Hyung Shik menatap gadis itu dengan tajam. Ia tersulut emosi. Kemudian ia membalas tamparan gadis itu. Ji Yeon menangis karena perlakukan kasar pemuda itu telah melukai hatinya. Dia tak peduli akan perih di pipinya namun luka di hatinya kini semakin dalam. Hyung Shik hanya tertawa remeh. Dia menarik dagu Ji Yeon agar gadis itu menatapnya.

“Gadis jalang sepertimu harusnya tahu diri. Aku sudah berbaik hati padamu. Tapi apa? Kau malah menamparku. Dasar gadis sialan!” makinya.

Lalu ia melepaskan cengkramannya pada dagu gadis itu. Setelahnya, Hyung Shik segera memasuki rumahnya. Meninggalkan Ji Yeon yang menangis pilu di tengah jalan. Dari jauh, ada yang melihat semua kejadian itu. Tak banyak membuang waktu, dia berjalan mendekati Ji Yeon lantas ia menarik gadis itu ke dalam dekapannya.

Ji Yeon menumpahkan seluruh air matanya ke kaos yang di pakai pemuda itu. Dia yakin orang itu tidak akan memakinya hanya karena membuat basah kaosnya. Ya, gadis itu tahu siapa yang kini tengah memeluknya. Dia cukup pandai untuk mengenali bau parfum mint pemuda bermata sipit itu. Siapa lagi jika bukan Kang Minhyuk.

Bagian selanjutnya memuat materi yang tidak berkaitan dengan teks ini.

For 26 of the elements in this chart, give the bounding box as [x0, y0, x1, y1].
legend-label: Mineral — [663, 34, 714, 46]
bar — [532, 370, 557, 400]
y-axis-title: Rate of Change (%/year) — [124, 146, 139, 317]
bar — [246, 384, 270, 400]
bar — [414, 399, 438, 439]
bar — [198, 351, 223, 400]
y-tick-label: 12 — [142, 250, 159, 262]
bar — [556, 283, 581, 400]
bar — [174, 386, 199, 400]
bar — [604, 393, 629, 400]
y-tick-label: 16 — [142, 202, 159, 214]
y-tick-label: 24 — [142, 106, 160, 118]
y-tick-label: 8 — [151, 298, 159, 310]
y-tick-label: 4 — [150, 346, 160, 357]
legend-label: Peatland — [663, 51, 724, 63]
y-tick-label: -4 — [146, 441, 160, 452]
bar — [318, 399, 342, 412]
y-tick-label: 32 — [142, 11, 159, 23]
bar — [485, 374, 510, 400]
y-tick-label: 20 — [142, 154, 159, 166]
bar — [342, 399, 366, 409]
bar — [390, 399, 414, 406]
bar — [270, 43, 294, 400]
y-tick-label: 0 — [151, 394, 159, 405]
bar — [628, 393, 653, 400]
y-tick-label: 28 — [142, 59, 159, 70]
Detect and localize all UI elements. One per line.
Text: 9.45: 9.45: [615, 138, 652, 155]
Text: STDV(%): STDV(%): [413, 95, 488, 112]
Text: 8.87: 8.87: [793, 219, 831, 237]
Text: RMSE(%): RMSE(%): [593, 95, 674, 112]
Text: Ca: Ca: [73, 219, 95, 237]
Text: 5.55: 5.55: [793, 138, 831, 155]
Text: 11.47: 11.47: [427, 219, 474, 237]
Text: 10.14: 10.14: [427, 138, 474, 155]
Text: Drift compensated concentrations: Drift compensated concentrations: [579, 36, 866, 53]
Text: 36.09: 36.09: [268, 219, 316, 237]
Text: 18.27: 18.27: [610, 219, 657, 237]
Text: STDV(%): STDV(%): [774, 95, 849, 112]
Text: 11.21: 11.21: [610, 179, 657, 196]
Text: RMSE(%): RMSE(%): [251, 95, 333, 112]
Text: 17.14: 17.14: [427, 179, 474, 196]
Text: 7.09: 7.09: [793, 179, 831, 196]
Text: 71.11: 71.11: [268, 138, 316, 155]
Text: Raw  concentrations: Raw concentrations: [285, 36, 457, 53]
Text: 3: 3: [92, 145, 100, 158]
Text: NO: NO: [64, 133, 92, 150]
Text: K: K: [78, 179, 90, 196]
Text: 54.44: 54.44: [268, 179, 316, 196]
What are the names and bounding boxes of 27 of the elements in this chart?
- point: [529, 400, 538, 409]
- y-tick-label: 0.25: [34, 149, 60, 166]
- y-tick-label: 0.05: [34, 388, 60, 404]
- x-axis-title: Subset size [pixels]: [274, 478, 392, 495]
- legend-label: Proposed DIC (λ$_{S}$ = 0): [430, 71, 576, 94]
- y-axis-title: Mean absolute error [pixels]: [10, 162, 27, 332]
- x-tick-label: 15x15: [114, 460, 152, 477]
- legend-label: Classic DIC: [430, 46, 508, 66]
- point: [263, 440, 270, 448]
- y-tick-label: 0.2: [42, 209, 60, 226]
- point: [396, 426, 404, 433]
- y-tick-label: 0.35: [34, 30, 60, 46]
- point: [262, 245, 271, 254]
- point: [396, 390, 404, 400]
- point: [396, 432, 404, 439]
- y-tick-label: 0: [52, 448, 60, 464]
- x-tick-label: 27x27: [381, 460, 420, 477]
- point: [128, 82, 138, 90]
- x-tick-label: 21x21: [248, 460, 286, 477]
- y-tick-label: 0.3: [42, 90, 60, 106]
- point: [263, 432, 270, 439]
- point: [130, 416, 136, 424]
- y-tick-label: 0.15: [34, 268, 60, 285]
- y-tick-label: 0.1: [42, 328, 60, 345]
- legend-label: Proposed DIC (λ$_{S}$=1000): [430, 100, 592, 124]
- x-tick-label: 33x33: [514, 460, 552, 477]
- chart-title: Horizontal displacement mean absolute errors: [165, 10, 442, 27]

Pemuda itu mengertakkan giginya. Dia sangat marah kepada sahabat baiknya itu. Namun dia berusaha meredam emosinya. Sekarang yang terpenting adalah menenangkan gadis pujaan hatinya yang baru saja di sakiti oleh sahabatnya sendiri. Minhyuk bersumpah akan membuat Hyung Shik menyesal karena telah membuat gadis yang di cintainya terluka.

.

.

Hyung Shik tak ingat bagaimana pekan-pekan berlalu tanpa meninggalkan kesan yang berarti di ingatannya. Pagi itu ia tak lagi terusik oleh teriknya matahari atau tetangga yang sibuk meneriaki anak-anaknya untuk menyirami bunga. Ia tak berani meyakini bahwa secara perlahan ia kehilangan hangatnya pagi hari dan menduga bahwa musim panas telah beranjak pergi. Ketika ia menyaksikan satu-persatu dedaunan keemasan gugur dari rantinganya, ia mulai menyadari sang waktubergulir terlalu cepat dan musim yang paling tak disukainya telah terbentang di depan pintu, musim gugur.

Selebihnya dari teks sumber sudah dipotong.